I guess the only thing that could be useful was to know about how much potential class drama there would be. I had never thought that it could get WORSE than high school with the whole 'who's sleeping with whom' or 'who's cheating on whom' BS - not to mention the academic drama.

6: I would try and take classes on anatomy. That was my weak spot starting out.

HelloSailorSign
Jan 27, 2011

Oh, here's something I've really not liked about vet school.

People not knowing/caring about e-mail etiquette.

Things like...
1) Hitting reply all and telling everyone your availability for the next few wetlabs.
2) Hitting reply all or using the class list serve as a personal soap box.

HelloSailorSign
Jan 27, 2011

Pathology descriptions:
Nutmeg liver, tapioca pudding, moroccan leather...

Enelrahc, you just made me burst out laughing in the middle of the Medicine room. I got some weird looks. I told them I was reading VIN. (The Clinical Nutrition message board has some hilarious discussions now and then)

Braki, I was a class officer for awhile, so I heard some more things though that.

HelloSailorSign
Jan 27, 2011

Enelrahc posted:

Oh I love the clinical nutrition forum. That guy who has been showing up lately who is a giant fan of that crazy RMB australian guy is my FAVORITE. I crack up every time the consultants ignore what he says :3:

Oh man, the "Balanced Raw Diet?" thread is my current favorite. Is that the same guy? He has been popping up in several threads... I've been reading the boards for awhile now and I don't remember him before last week.

HelloSailorSign
Jan 27, 2011

Enelrahc posted:

Yeah! I don't know where he came from, but I love him. I would be thrilled if he made a RMB thread like the original trainwreck. That's easily the best thread in the whole site, ever.

E: In true live feed form, I'm adding in the quote "Can you please explain what squams are and why you keep talking about them?" REALLY?!

I'm not aware of the original thread! I've been trying to search for it and got sidelined by a thread in Alternative Medicine.

Holy crap, I&Arguments is bonkers. It's like D&D but with people using their real names and knowing who everyone else really is. There are several times I've wanted to jump in...

... and then realize I should get a job first and THEN burn my bridges.

HelloSailorSign
Jan 27, 2011

Enelrahc posted:

Yeah that thread was glorious. I sent it to Braki a couple of months ago...somehow she missed the glory.

Adding in "This is normal placenta in the rhino, but not in the horse." Why would I ever need to know that, EVER. If that's a board question in 2 years, I'm going to be loving pissed.

To be honest, US National boards aren't all that bad. I did VetPrep and those Vet Board Game cards and thought that those were sufficient.

HelloSailorSign
Jan 27, 2011

Enelrahc posted:

Here you go. Sorry for non-vet people - it's restricted access. You have to go to vet school to get access (probably isn't worth it).

Thanks!

I found another one while trying to find that one.
Here.

Edit: Oh my, yours is generally crazy, mine is just a whole lot of DRAMA. I have a lot of posts to read.

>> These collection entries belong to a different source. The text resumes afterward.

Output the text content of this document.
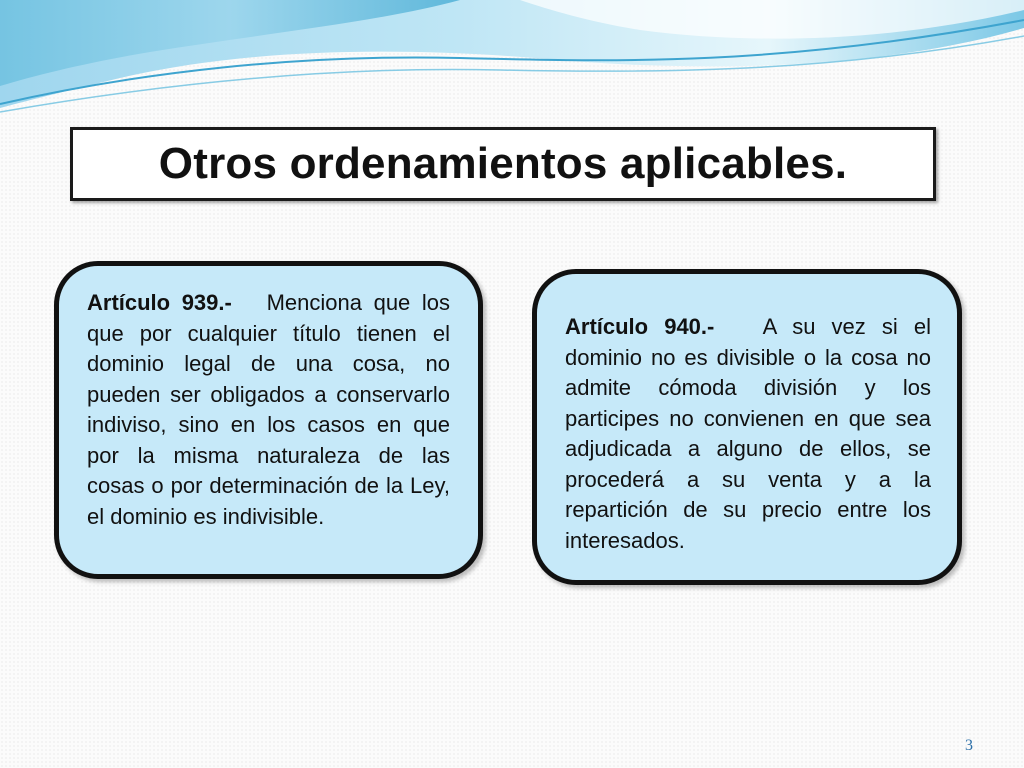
Otros ordenamientos aplicables.

Artículo 939.- Menciona que los que por cualquier título tienen el dominio legal de una cosa, no pueden ser obligados a conservarlo indiviso, sino en los casos en que por la misma naturaleza de las cosas o por determinación de la Ley, el dominio es indivisible.

Artículo 940.- A su vez si el dominio no es divisible o la cosa no admite cómoda división y los participes no convienen en que sea adjudicada a alguno de ellos, se procederá a su venta y a la repartición de su precio entre los interesados.

3
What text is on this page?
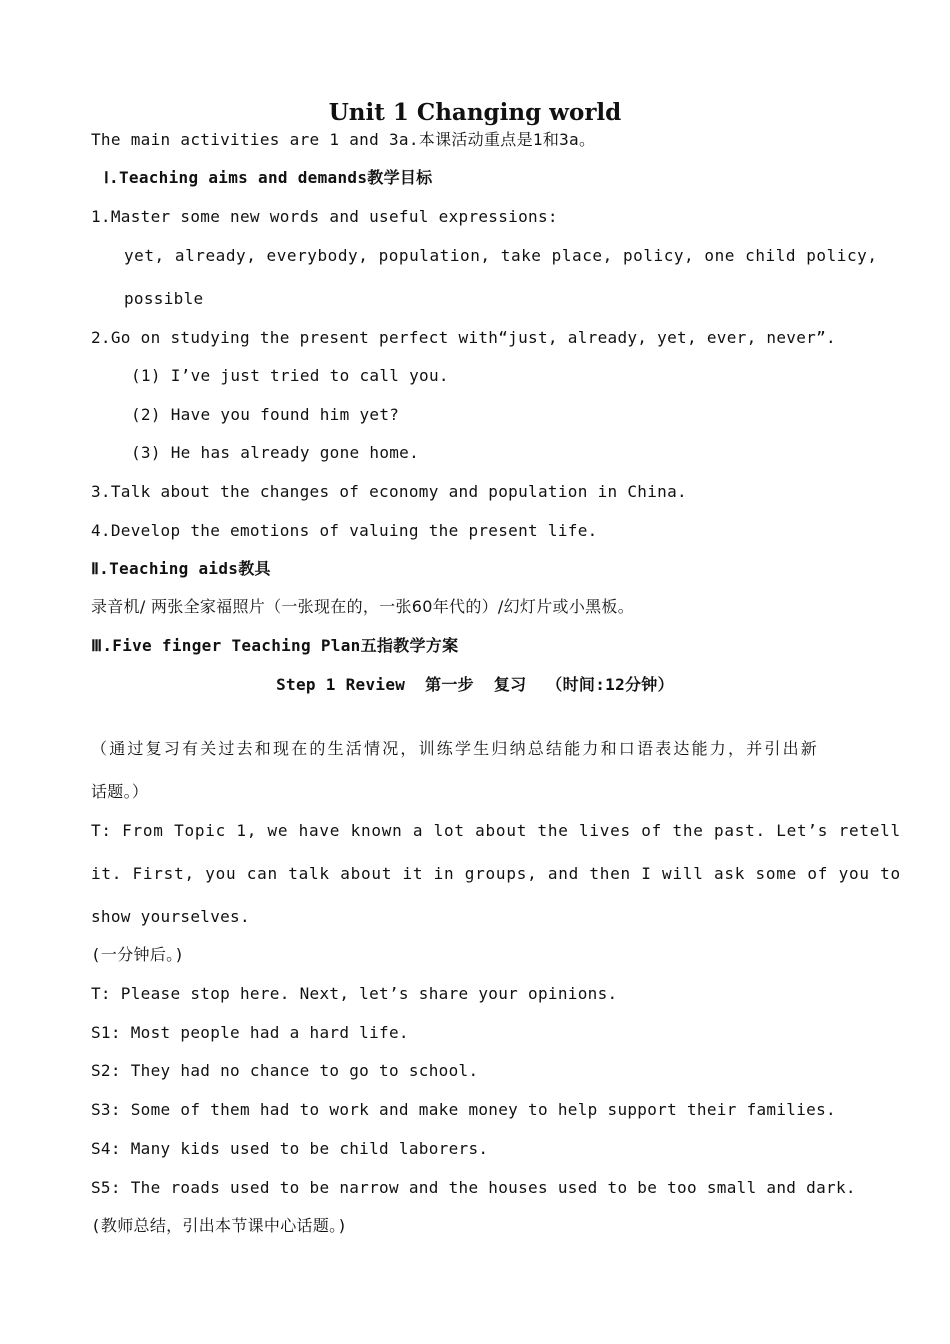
Unit 1 Changing world
The main activities are 1 and 3a.本课活动重点是1和3a。
Ⅰ.Teaching aims and demands教学目标
1.Master some new words and useful expressions:
yet, already, everybody, population, take place, policy, one child policy,
possible
2.Go on studying the present perfect with“just, already, yet, ever, never”.
(1) I’ve just tried to call you.
(2) Have you found him yet?
(3) He has already gone home.
3.Talk about the changes of economy and population in China.
4.Develop the emotions of valuing the present life.
Ⅱ.Teaching aids教具
录音机/ 两张全家福照片（一张现在的，一张60年代的）/幻灯片或小黑板。
Ⅲ.Five finger Teaching Plan五指教学方案
Step 1 Review  第一步  复习  （时间:12分钟）
（通过复习有关过去和现在的生活情况，训练学生归纳总结能力和口语表达能力，并引出新
话题。）
T: From Topic 1, we have known a lot about the lives of the past. Let’s retell
it. First, you can talk about it in groups, and then I will ask some of you to
show yourselves.
(一分钟后。)
T: Please stop here. Next, let’s share your opinions.
S1: Most people had a hard life.
S2: They had no chance to go to school.
S3: Some of them had to work and make money to help support their families.
S4: Many kids used to be child laborers.
S5: The roads used to be narrow and the houses used to be too small and dark.
(教师总结，引出本节课中心话题。)
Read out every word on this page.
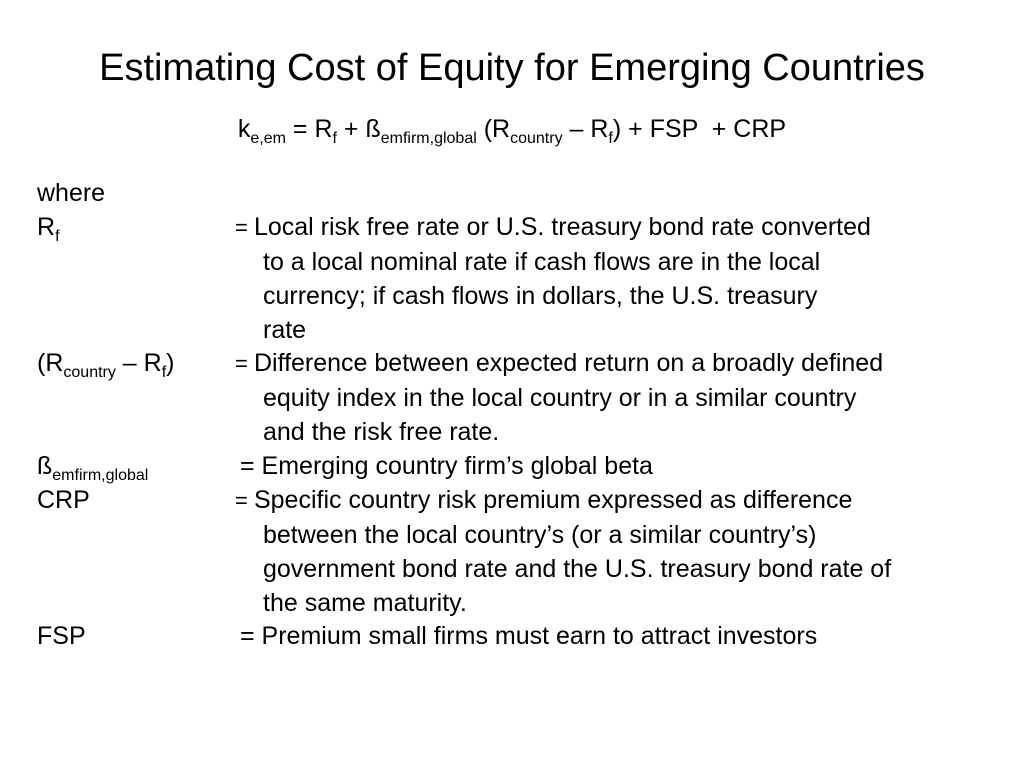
Estimating Cost of Equity for Emerging Countries
$k_{e,em} = R_f$ + $ß_{emfirm,global}$ $(R_{country} - R_f)$ + FSP  + CRP
where
$R_f$	= Local risk free rate or U.S. treasury bond rate converted
to a local nominal rate if cash flows are in the local
currency; if cash flows in dollars, the U.S. treasury
rate
$(R_{country} - R_f)$	= Difference between expected return on a broadly defined
equity index in the local country or in a similar country
and the risk free rate.
$ß_{emfirm,global}$	= Emerging country firm’s global beta
CRP	= Specific country risk premium expressed as difference
between the local country’s (or a similar country’s)
government bond rate and the U.S. treasury bond rate of
the same maturity.
FSP	= Premium small firms must earn to attract investors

HelloSailorSign fucked around with this message at 23:02 on Mar 7, 2012

HelloSailorSign
Jan 27, 2011

Larva posted:

Truer words were never spoken.


Unless you do an internship (which everyone should, if possible), in which case you will continue to be both wrong and stupid for another year.

Internships can be really useful.

However, internships aren't for everyone, and there aren't enough good (imo) internships for every 4th year to match into.

There are some internships which are NOT good - they are there simply to get the vet hospital a cheap labor who will work 100 hour weeks because they're worried about looking bad during their internship. I have seen a few people lie through their teeth that they loved their internship - while knowing that they had several nervous breakdowns and hated every minute of it.

If you're going to go for GP long term, start searching for clinics early. If you can find a clinic where the vet is willing to mentor you, imo it's better than an internship. And you will make more money than people at the internship to start paying off your horrendous vet school debt.

HelloSailorSign
Jan 27, 2011

Topoisomerase posted:

We have the same, as well as a lot of other IM teams and a vet school bowling league. I was IM flag football captain first year! But I kind of found that I prefer my sports to be sort of away from playing with my classmates, a separate thing that I can do where nobody wants to think or talk about school. :)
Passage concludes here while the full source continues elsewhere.